Aber bevor ich ende, möchte ich doch noch einige Fragen stellen. «Eine Welle der LGBTIQ-Ideologie bricht über die Schweiz herein und erfasst immer sichtbarer Teile der Wirtschaft und der Jugendverbände.» What? Wirtschaft und Jugendverbände? Ogottogott! Aber immerhin sind sie noch nicht über die Bildung und Forschung oder gar die Politik hereingebrochen! Wär ja noch schöner! Stelle man sich eine*n Transgendermenschen bei der Vereidigung beim Nationalrat vor! Wie soll man ihn*Sie ansprechen? Und was für eine Politik sollte das werden von jemandem, der sich offensichtlich nicht entscheiden kann?

Ja, das macht ihr richtig, dass ihr da dagegen seid! Auf den Rechtskonservatismus kann man sich eben verlassen!

Und dann, das finde ich ja wunderbar, zitiert ihr auch das Buch der Heiligen Gabriele Kuby! Dieser katholischen Menschenfreundin, die, wie es sich gehört, munter gegen Demokratie, für Putin, gegen Schwule und Lesben und sowieso gegen das ganze Gegendere und akatholische Gemauschel der Linken wettert. Was würden wir nur ohne euch tun!

Aber am besten ist, dass ihr aufdeckt «… Völlig inakzeptabel sind die öffentlichen Stellungnahmen der UBS-Verantwortlichen, welche diese unwissenschaftliche Sexualideologie unterstützen und unternehmensintern durchsetzen wollen. Die Aussagen der Unternehmensspitze haben das Potential, das Vertrauen vieler Kunden in die Grossbank nachhaltig zu erschüttern.»

Da habt ihr natürlich völlig recht, wenn ihr schreibt, dass man gegebenenfalls – ich nehme an, ihr meint, wenn man UBS-Aktien besitzt – den Bankberater kontaktieren soll.

Da Frauen und Schwule und andere unerwünschte Personen sowieso keine Bankkonten haben sollten, wird das der UBS aber wohl nicht schaden. Oder? Müsste man die Bank nicht viel besser schliessen? Und die Swiss? Die Kantonalbanken? Ja den ganzen verdammten Bundesapparat, der solches ja schon seit Längerem in seinen gottlosen Schriften verbreitet?

 

Aber ihr wisst das sicher besser als ich. Macht also so weiter.
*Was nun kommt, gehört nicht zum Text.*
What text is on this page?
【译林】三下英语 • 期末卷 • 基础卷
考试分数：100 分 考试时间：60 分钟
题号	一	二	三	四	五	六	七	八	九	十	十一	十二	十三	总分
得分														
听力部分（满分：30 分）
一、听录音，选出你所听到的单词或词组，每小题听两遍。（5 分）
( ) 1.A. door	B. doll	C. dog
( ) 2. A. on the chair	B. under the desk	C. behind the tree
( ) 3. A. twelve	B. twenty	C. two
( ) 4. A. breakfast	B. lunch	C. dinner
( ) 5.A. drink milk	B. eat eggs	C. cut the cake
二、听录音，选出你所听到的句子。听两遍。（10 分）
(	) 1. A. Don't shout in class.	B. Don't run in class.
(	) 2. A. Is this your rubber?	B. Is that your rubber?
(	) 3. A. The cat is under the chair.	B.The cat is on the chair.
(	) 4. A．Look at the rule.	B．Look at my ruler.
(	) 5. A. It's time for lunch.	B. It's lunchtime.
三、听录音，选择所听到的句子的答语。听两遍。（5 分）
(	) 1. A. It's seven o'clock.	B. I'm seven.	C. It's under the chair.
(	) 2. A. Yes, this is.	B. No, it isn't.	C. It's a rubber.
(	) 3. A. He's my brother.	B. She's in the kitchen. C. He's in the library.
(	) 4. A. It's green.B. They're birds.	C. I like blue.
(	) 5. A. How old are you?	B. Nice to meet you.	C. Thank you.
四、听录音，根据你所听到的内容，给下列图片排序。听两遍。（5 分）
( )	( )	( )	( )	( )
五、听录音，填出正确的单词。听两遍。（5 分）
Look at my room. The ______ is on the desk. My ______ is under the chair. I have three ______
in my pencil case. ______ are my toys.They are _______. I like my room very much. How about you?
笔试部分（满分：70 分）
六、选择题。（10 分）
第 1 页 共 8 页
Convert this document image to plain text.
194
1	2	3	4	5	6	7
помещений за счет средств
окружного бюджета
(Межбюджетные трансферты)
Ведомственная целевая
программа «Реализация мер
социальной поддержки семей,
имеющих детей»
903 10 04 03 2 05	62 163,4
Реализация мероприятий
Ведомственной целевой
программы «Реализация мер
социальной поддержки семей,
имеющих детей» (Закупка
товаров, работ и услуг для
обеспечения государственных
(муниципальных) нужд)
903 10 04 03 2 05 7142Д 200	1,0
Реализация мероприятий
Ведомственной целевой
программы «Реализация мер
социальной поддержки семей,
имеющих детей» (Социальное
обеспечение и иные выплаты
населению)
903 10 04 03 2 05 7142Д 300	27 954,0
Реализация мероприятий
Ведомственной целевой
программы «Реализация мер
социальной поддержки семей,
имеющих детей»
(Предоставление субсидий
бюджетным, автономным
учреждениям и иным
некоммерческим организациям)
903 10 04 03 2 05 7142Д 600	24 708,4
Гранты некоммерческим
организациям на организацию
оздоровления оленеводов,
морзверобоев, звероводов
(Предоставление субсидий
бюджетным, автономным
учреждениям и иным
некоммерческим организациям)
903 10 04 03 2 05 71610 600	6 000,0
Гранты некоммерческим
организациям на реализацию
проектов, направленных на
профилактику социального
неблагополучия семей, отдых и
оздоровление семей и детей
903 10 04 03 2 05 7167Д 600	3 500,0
Dass ihr auch aufgedeckt habt, dass am Bundeslager der Pfadi doch tatsächlich über das Thema LGBTIQ gesprochen wurde, rechne ich euch hoch an. Nicht nur, dass ich jetzt weiss, dass es sogar da Schwule und Lesben gibt und sich wahrscheinlich gar der oder die eine oder andere Transgender unter der Uniform versteckt. Das Ganze wird auch noch im Tagesprogramm veröffentlicht!

 

Nun, Herr Jérôme Schwyzer und Frau Andrea Geissbühler, ich kann nur sagen: Ich bin stolz auf Sie! Sie haben es in Ihrem Schreiben doch tatsächlich geschafft, dass ich mich wieder der guten alten Werte der Schweiz erinnere. Sachen wie:

«Das Schweizervolk und die Kantone, in der Verantwortung gegenüber der Schöpfung, im Bestreben, den Bund zu erneuern, um Freiheit und Demokratie, Unabhängigkeit und Frieden in Solidarität und Offenheit gegenüber der Welt zu stärken, im Willen, in gegenseitiger Rücksichtnahme und Achtung ihre Vielfalt in der Ein­heit zu leben, im Bewusstsein der gemeinsamen Errungenschaften und der Verantwortung gegen­über den künftigen Generationen, gewiss, dass frei nur ist, wer seine Freiheit gebraucht, und dass die Stärke des Vol­kes sich misst am Wohl der Schwachen.»

Echter Schweizer Scheiss halt. Gut und cool!